MySQL Bugs: #99522: Support column prefix index of size zero (NULL index)

Bug #99522	Support column prefix index of size zero (NULL index)
Submitted:	12 May 2020 7:26	Modified:	13 May 2020 7:21
Reporter:	Vladimir Lasky	Email Updates:
Status:	Verified	Impact on me:	None
Category:	MySQL Server: DDL	Severity:	S4 (Feature request)
Version:	8.0.20	OS:	Any
Assigned to:		CPU Architecture:	Any
Tags:	INDEX

Description:
In many MySQL applications, we want our query to efficiently retrieve rows from a table where a minority of values in a column are set to NULL or NOT NULL.

Let's imagine a table named order_details used to track food deliveries and we want to retrieve the details of orders that have not been delivered yet, that is, delivered_time is set to NULL.

SELECT order_details from orders where delivered_time IS NULL;

Usually, we would create an ordinary index on delivered_time, i.e.
CREATE INDEX on orders (delivered_time);
An ordinary index is wasteful of disk space and memory if our queries never have conditions that check the actual value of delivered_time

If the column data type were CHAR, VARCHAR, BINARY, and VARBINARY, BLOB or TEXT we could reduce the index space requirements by creating a prefix index using only the first character.

CREATE INDEX on orders (delivered_time(1));
This wastes less space, but is still suboptimal and cannot be used for numerical data types or date & time data types.

How to repeat:
N/A

Suggested fix:
MySQL should be enhanced to allow prefix indexes of size zero to be created.

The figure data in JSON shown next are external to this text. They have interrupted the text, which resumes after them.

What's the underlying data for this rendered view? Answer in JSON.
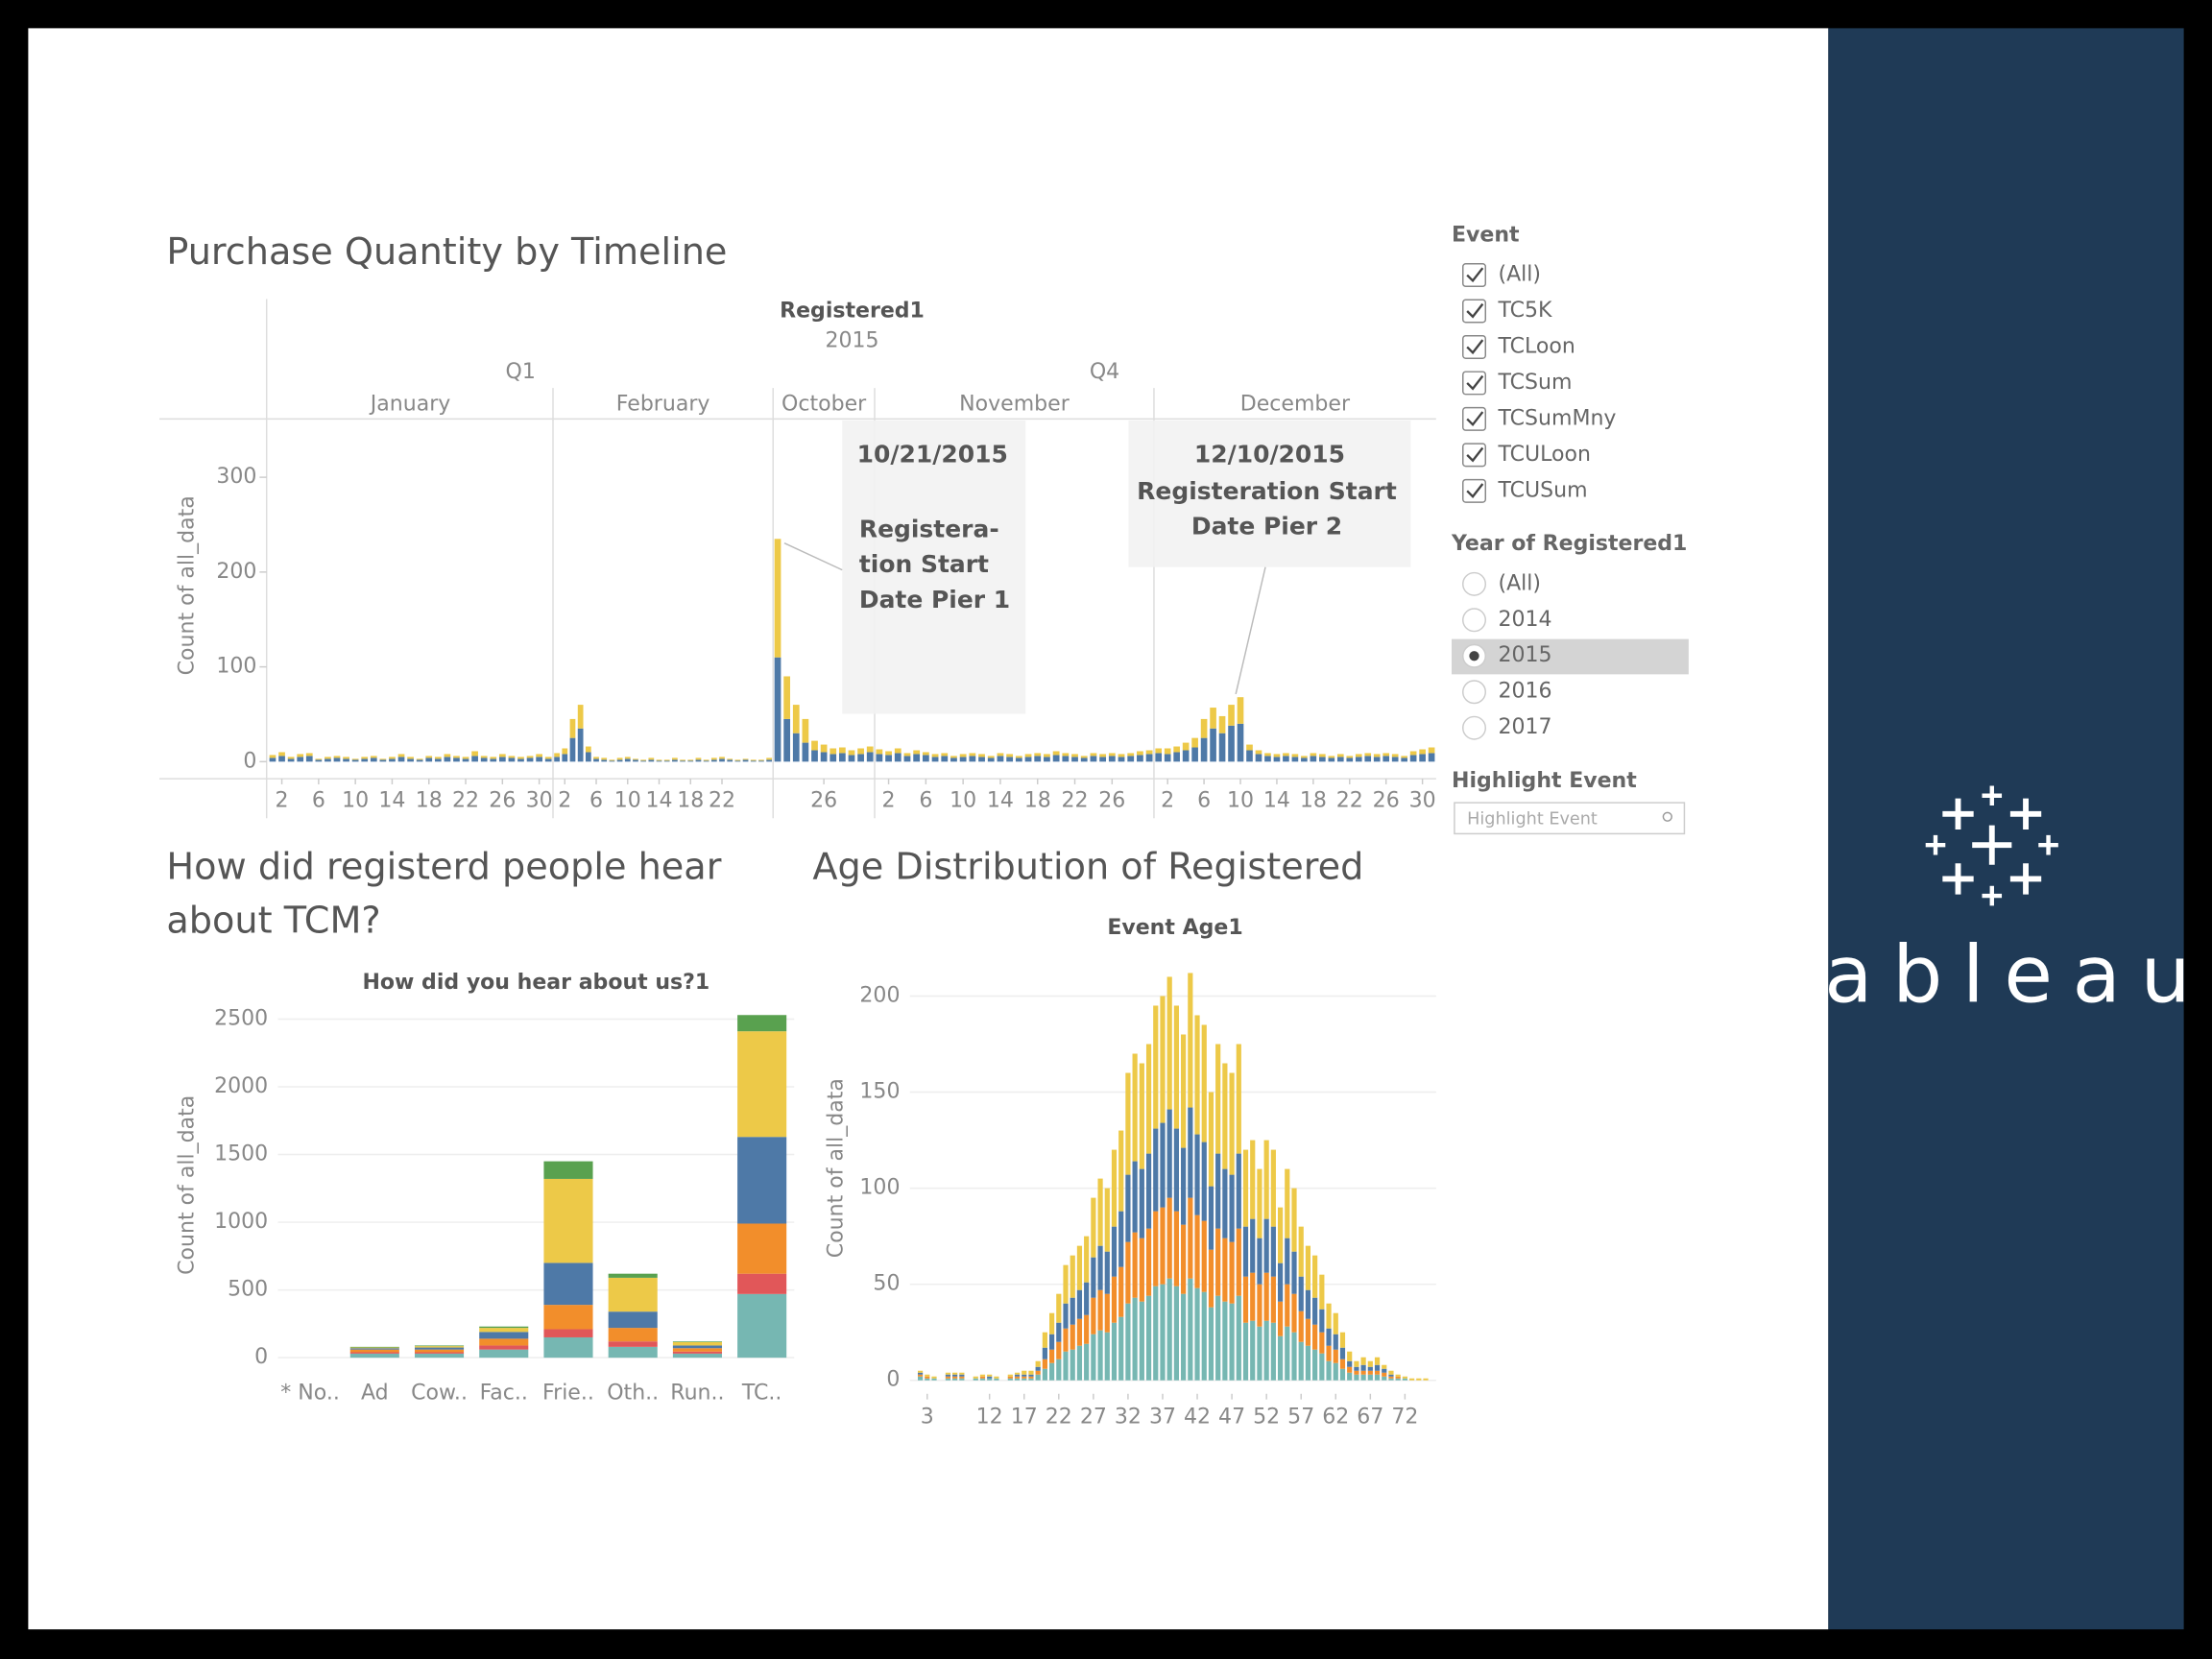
{
  "chart_data": [
    {
      "type": "timeline-bar",
      "title": "Purchase Quantity by Timeline",
      "header": "Registered1",
      "year": "2015",
      "y_label": "Count of all_data",
      "ylim": [
        -18,
        360
      ],
      "yticks": [
        0,
        100,
        200,
        300
      ],
      "colors": [
        "#4e79a7",
        "#edc948"
      ],
      "quarters": [
        {
          "name": "Q1",
          "months": [
            {
              "name": "January",
              "first_day": 1,
              "ticks": [
                2,
                6,
                10,
                14,
                18,
                22,
                26,
                30
              ],
              "stacks": [
                [
                  4,
                  6,
                  3,
                  5,
                  6,
                  2,
                  3,
                  4,
                  3,
                  2,
                  3,
                  4,
                  2,
                  3,
                  5,
                  3,
                  2,
                  4,
                  3,
                  5,
                  4,
                  3,
                  6,
                  4,
                  3,
                  5,
                  4,
                  3,
                  4,
                  5,
                  3
                ],
                [
                  3,
                  4,
                  2,
                  3,
                  3,
                  1,
                  2,
                  2,
                  2,
                  1,
                  2,
                  2,
                  1,
                  2,
                  3,
                  2,
                  1,
                  2,
                  2,
                  3,
                  2,
                  2,
                  5,
                  2,
                  2,
                  3,
                  2,
                  2,
                  2,
                  3,
                  2
                ]
              ]
            },
            {
              "name": "February",
              "first_day": 1,
              "ticks": [
                2,
                6,
                10,
                14,
                18,
                22
              ],
              "stacks": [
                [
                  5,
                  8,
                  25,
                  35,
                  10,
                  3,
                  2,
                  1,
                  2,
                  3,
                  2,
                  1,
                  2,
                  1,
                  1,
                  2,
                  1,
                  1,
                  2,
                  1,
                  2,
                  3,
                  2,
                  1,
                  2,
                  1,
                  1,
                  2
                ],
                [
                  4,
                  6,
                  20,
                  25,
                  6,
                  2,
                  2,
                  1,
                  2,
                  2,
                  1,
                  1,
                  2,
                  1,
                  1,
                  2,
                  1,
                  1,
                  2,
                  1,
                  2,
                  2,
                  1,
                  1,
                  1,
                  1,
                  1,
                  2
                ]
              ]
            }
          ]
        },
        {
          "name": "Q4",
          "months": [
            {
              "name": "October",
              "first_day": 21,
              "ticks": [
                26
              ],
              "stacks": [
                [
                  110,
                  45,
                  30,
                  20,
                  12,
                  10,
                  8,
                  9,
                  7,
                  8,
                  10
                ],
                [
                  125,
                  45,
                  30,
                  25,
                  10,
                  8,
                  6,
                  6,
                  5,
                  6,
                  6
                ]
              ]
            },
            {
              "name": "November",
              "first_day": 1,
              "ticks": [
                2,
                6,
                10,
                14,
                18,
                22,
                26
              ],
              "stacks": [
                [
                  8,
                  7,
                  9,
                  6,
                  8,
                  7,
                  5,
                  6,
                  4,
                  5,
                  6,
                  5,
                  4,
                  6,
                  5,
                  4,
                  5,
                  6,
                  5,
                  7,
                  6,
                  5,
                  4,
                  6,
                  5,
                  6,
                  5,
                  6,
                  7,
                  8
                ],
                [
                  5,
                  4,
                  5,
                  3,
                  4,
                  3,
                  3,
                  3,
                  2,
                  3,
                  3,
                  3,
                  2,
                  3,
                  3,
                  2,
                  3,
                  3,
                  3,
                  4,
                  3,
                  3,
                  2,
                  3,
                  3,
                  3,
                  3,
                  3,
                  4,
                  4
                ]
              ]
            },
            {
              "name": "December",
              "first_day": 1,
              "ticks": [
                2,
                6,
                10,
                14,
                18,
                22,
                26,
                30
              ],
              "stacks": [
                [
                  9,
                  8,
                  10,
                  12,
                  15,
                  25,
                  35,
                  30,
                  38,
                  40,
                  12,
                  8,
                  6,
                  5,
                  6,
                  5,
                  4,
                  6,
                  5,
                  4,
                  5,
                  4,
                  5,
                  6,
                  5,
                  6,
                  5,
                  4,
                  7,
                  8,
                  9
                ],
                [
                  5,
                  6,
                  6,
                  8,
                  10,
                  20,
                  22,
                  18,
                  22,
                  28,
                  6,
                  4,
                  3,
                  3,
                  3,
                  3,
                  2,
                  3,
                  3,
                  2,
                  3,
                  2,
                  3,
                  3,
                  3,
                  3,
                  3,
                  2,
                  4,
                  5,
                  6
                ]
              ]
            }
          ]
        }
      ],
      "annotations": [
        {
          "date": "10/21/2015",
          "lines": [
            "Registera-",
            "tion Start",
            "Date Pier 1"
          ]
        },
        {
          "date": "12/10/2015",
          "lines": [
            "Registeration Start",
            "Date Pier 2"
          ]
        }
      ]
    },
    {
      "type": "stacked-bar",
      "title_lines": [
        "How did registerd people hear",
        "about TCM?"
      ],
      "header": "How did you hear about us?1",
      "y_label": "Count of all_data",
      "ylim": [
        -100,
        2650
      ],
      "yticks": [
        0,
        500,
        1000,
        1500,
        2000,
        2500
      ],
      "grid": true,
      "categories": [
        "* No..",
        "Ad",
        "Cow..",
        "Fac..",
        "Frie..",
        "Oth..",
        "Run..",
        "TC.."
      ],
      "series": [
        {
          "color": "#76b7b2",
          "values": [
            0,
            30,
            30,
            60,
            150,
            80,
            30,
            470
          ]
        },
        {
          "color": "#e15759",
          "values": [
            0,
            10,
            10,
            30,
            60,
            40,
            15,
            150
          ]
        },
        {
          "color": "#f28e2b",
          "values": [
            0,
            20,
            20,
            50,
            180,
            100,
            25,
            370
          ]
        },
        {
          "color": "#4e79a7",
          "values": [
            0,
            10,
            15,
            50,
            310,
            120,
            20,
            640
          ]
        },
        {
          "color": "#edc948",
          "values": [
            0,
            5,
            10,
            30,
            620,
            250,
            25,
            780
          ]
        },
        {
          "color": "#59a14f",
          "values": [
            0,
            5,
            5,
            10,
            130,
            30,
            5,
            120
          ]
        }
      ]
    },
    {
      "type": "stacked-histogram",
      "title": "Age Distribution of Registered",
      "header": "Event Age1",
      "y_label": "Count of all_data",
      "ylim": [
        -7,
        225
      ],
      "yticks": [
        0,
        50,
        100,
        150,
        200
      ],
      "grid": true,
      "xlim": [
        0.5,
        76.5
      ],
      "xticks": [
        3,
        12,
        17,
        22,
        27,
        32,
        37,
        42,
        47,
        52,
        57,
        62,
        67,
        72
      ],
      "x": [
        2,
        3,
        4,
        5,
        6,
        7,
        8,
        9,
        10,
        11,
        12,
        13,
        14,
        15,
        16,
        17,
        18,
        19,
        20,
        21,
        22,
        23,
        24,
        25,
        26,
        27,
        28,
        29,
        30,
        31,
        32,
        33,
        34,
        35,
        36,
        37,
        38,
        39,
        40,
        41,
        42,
        43,
        44,
        45,
        46,
        47,
        48,
        49,
        50,
        51,
        52,
        53,
        54,
        55,
        56,
        57,
        58,
        59,
        60,
        61,
        62,
        63,
        64,
        65,
        66,
        67,
        68,
        69,
        70,
        71,
        72,
        73,
        74,
        75
      ],
      "series": [
        {
          "color": "#76b7b2",
          "values": [
            2,
            1,
            1,
            0,
            1,
            1,
            1,
            0,
            1,
            1,
            1,
            1,
            0,
            1,
            1,
            1,
            1,
            3,
            6,
            9,
            11,
            15,
            16,
            18,
            19,
            24,
            26,
            25,
            30,
            33,
            40,
            43,
            41,
            44,
            49,
            50,
            53,
            49,
            45,
            53,
            48,
            46,
            38,
            44,
            41,
            40,
            44,
            30,
            31,
            28,
            31,
            30,
            23,
            28,
            25,
            20,
            18,
            16,
            14,
            10,
            9,
            6,
            4,
            3,
            3,
            3,
            3,
            2,
            1,
            1,
            1,
            0,
            0,
            0
          ]
        },
        {
          "color": "#f28e2b",
          "values": [
            1,
            1,
            0,
            0,
            1,
            1,
            1,
            0,
            0,
            1,
            0,
            0,
            0,
            1,
            1,
            1,
            1,
            2,
            5,
            7,
            9,
            12,
            13,
            14,
            15,
            19,
            21,
            20,
            24,
            26,
            32,
            34,
            33,
            35,
            39,
            40,
            42,
            39,
            36,
            42,
            38,
            37,
            30,
            35,
            33,
            32,
            35,
            24,
            25,
            22,
            25,
            24,
            18,
            22,
            20,
            16,
            14,
            13,
            11,
            8,
            7,
            5,
            3,
            2,
            2,
            2,
            2,
            2,
            1,
            1,
            0,
            0,
            0,
            0
          ]
        },
        {
          "color": "#4e79a7",
          "values": [
            1,
            0,
            0,
            0,
            1,
            1,
            1,
            0,
            0,
            0,
            1,
            0,
            0,
            0,
            1,
            1,
            1,
            2,
            6,
            8,
            10,
            13,
            14,
            15,
            17,
            21,
            23,
            22,
            26,
            29,
            35,
            37,
            36,
            39,
            43,
            44,
            46,
            43,
            40,
            47,
            42,
            41,
            33,
            39,
            36,
            35,
            39,
            26,
            28,
            24,
            28,
            26,
            20,
            24,
            22,
            18,
            15,
            14,
            12,
            9,
            8,
            6,
            3,
            2,
            3,
            2,
            3,
            2,
            1,
            0,
            0,
            0,
            0,
            0
          ]
        },
        {
          "color": "#edc948",
          "values": [
            1,
            1,
            1,
            0,
            1,
            1,
            1,
            0,
            1,
            1,
            1,
            1,
            0,
            1,
            1,
            2,
            2,
            3,
            8,
            11,
            15,
            20,
            22,
            23,
            24,
            31,
            35,
            33,
            40,
            42,
            53,
            56,
            55,
            57,
            64,
            66,
            69,
            64,
            59,
            70,
            62,
            61,
            49,
            57,
            55,
            53,
            57,
            40,
            41,
            36,
            41,
            40,
            29,
            36,
            33,
            26,
            23,
            22,
            18,
            13,
            11,
            8,
            5,
            3,
            4,
            3,
            4,
            2,
            2,
            1,
            1,
            1,
            1,
            1
          ]
        }
      ]
    }
  ],
  "filters": {
    "event": {
      "title": "Event",
      "items": [
        {
          "label": "(All)",
          "checked": true
        },
        {
          "label": "TC5K",
          "checked": true
        },
        {
          "label": "TCLoon",
          "checked": true
        },
        {
          "label": "TCSum",
          "checked": true
        },
        {
          "label": "TCSumMny",
          "checked": true
        },
        {
          "label": "TCULoon",
          "checked": true
        },
        {
          "label": "TCUSum",
          "checked": true
        }
      ]
    },
    "year": {
      "title": "Year of Registered1",
      "items": [
        {
          "label": "(All)",
          "selected": false
        },
        {
          "label": "2014",
          "selected": false
        },
        {
          "label": "2015",
          "selected": true
        },
        {
          "label": "2016",
          "selected": false
        },
        {
          "label": "2017",
          "selected": false
        }
      ]
    },
    "highlight": {
      "title": "Highlight Event",
      "placeholder": "Highlight Event"
    }
  },
  "logo": "tableau"
}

The index purely records whether the value in the column is NULL or NOT NULL, i.e.

CREATE INDEX on orders (delivered_time(0));

This zero-sized column prefix index would then be able to be create for almost all MySQL data types including numerical data types, date & time data types and even spatial data types, in addition to the currently supported ones (CHAR, VARCHAR, BINARY, and VARBINARY, BLOB or TEXT).

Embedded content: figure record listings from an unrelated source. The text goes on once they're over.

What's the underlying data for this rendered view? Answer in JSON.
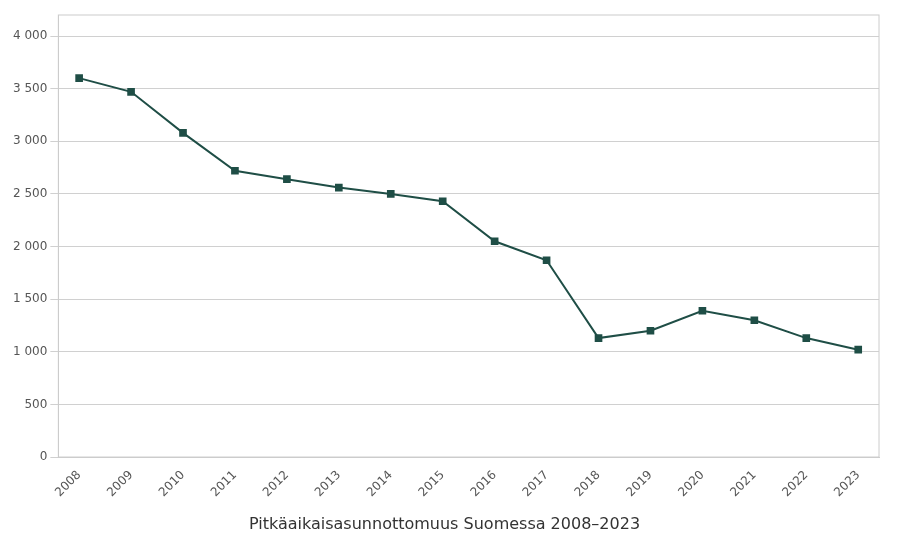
{
  "chart_data": {
    "type": "line",
    "title": "Pitkäaikaisasunnottomuus Suomessa 2008–2023",
    "x": [
      2008,
      2009,
      2010,
      2011,
      2012,
      2013,
      2014,
      2015,
      2016,
      2017,
      2018,
      2019,
      2020,
      2021,
      2022,
      2023
    ],
    "values": [
      3600,
      3470,
      3080,
      2720,
      2640,
      2560,
      2500,
      2430,
      2050,
      1870,
      1130,
      1200,
      1390,
      1300,
      1130,
      1020
    ],
    "color": "#1f4e46",
    "marker": "square",
    "xlim": [
      2007.6,
      2023.4
    ],
    "xticks": [
      2008,
      2009,
      2010,
      2011,
      2012,
      2013,
      2014,
      2015,
      2016,
      2017,
      2018,
      2019,
      2020,
      2021,
      2022,
      2023
    ],
    "ylim": [
      0,
      4200
    ],
    "yticks": [
      0,
      500,
      {
        "value": 1000,
        "label": "1 000"
      },
      {
        "value": 1500,
        "label": "1 500"
      },
      {
        "value": 2000,
        "label": "2 000"
      },
      {
        "value": 2500,
        "label": "2 500"
      },
      {
        "value": 3000,
        "label": "3 000"
      },
      {
        "value": 3500,
        "label": "3 500"
      },
      {
        "value": 4000,
        "label": "4 000"
      }
    ],
    "grid": true
  }
}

One can index generated columns to do this.   Check if it helps?
-- ------------

-- drop table if exists t;
create table t(a varchar(60))engine=innodb;

insert into t select uuid();
insert into t select uuid() from t;
insert into t select uuid() from t a,t;
insert into t select uuid() from t a,t;
insert into t select uuid() from t a,t;
insert into t select uuid() from t a,t limit 1000000;

update t set a=null where a like '%33%';
analyze table t;
select count(*), sum(isnull(a)),sum(not isnull(a)) from t \G
explain select count(*) from t where isnull(a);
flush status;
select count(*) from t where isnull(a);
show status like 'handler%';

-- vs an indexed generated column

alter table t add a_n tinyint generated always as(isnull(a));
alter table t add key n(a_n);
analyze table t;
explain select count(*) from t where a_n=1;
flush status;
select count(*) from t where a_n=1;
show status like 'handler%';

select version();
-- ------------

Hello Shane,

Thanks for taking the time to comment.

Yes, your approach with the indexed generated column is a partial workaround, but it is not always an option and doesn't provide the same benefits.

1. Generated columns are only supported when using the InnoDB storage engine.

Many MySQL users use other storage engines like MyISAM, TokuDB and MyRocks to meet specific needs.

My businesses are relying on TokuDB.

2. Queries with WHERE clauses that check for IS NULL or NOT NULL would have to be rewritten to use the ISNULL() function.

It is considered good practice to avoid creating WHERE clauses with column names inside MySQL functions as this usually prevents MySQL's optimizer from functioning.

Obviously, when you have indexed generated columns populated using function(s) applied to a column, that is an 'exception to the rule', but I would prefer to avoid relying on such exceptions except unless there is no other alternative.

The use case I describe is very common. The syntax I propose for the NULL index (a column prefix of size zero) is more intuitive and simpler for most people to deploy.

3. I expect the development effort required to support this to be small.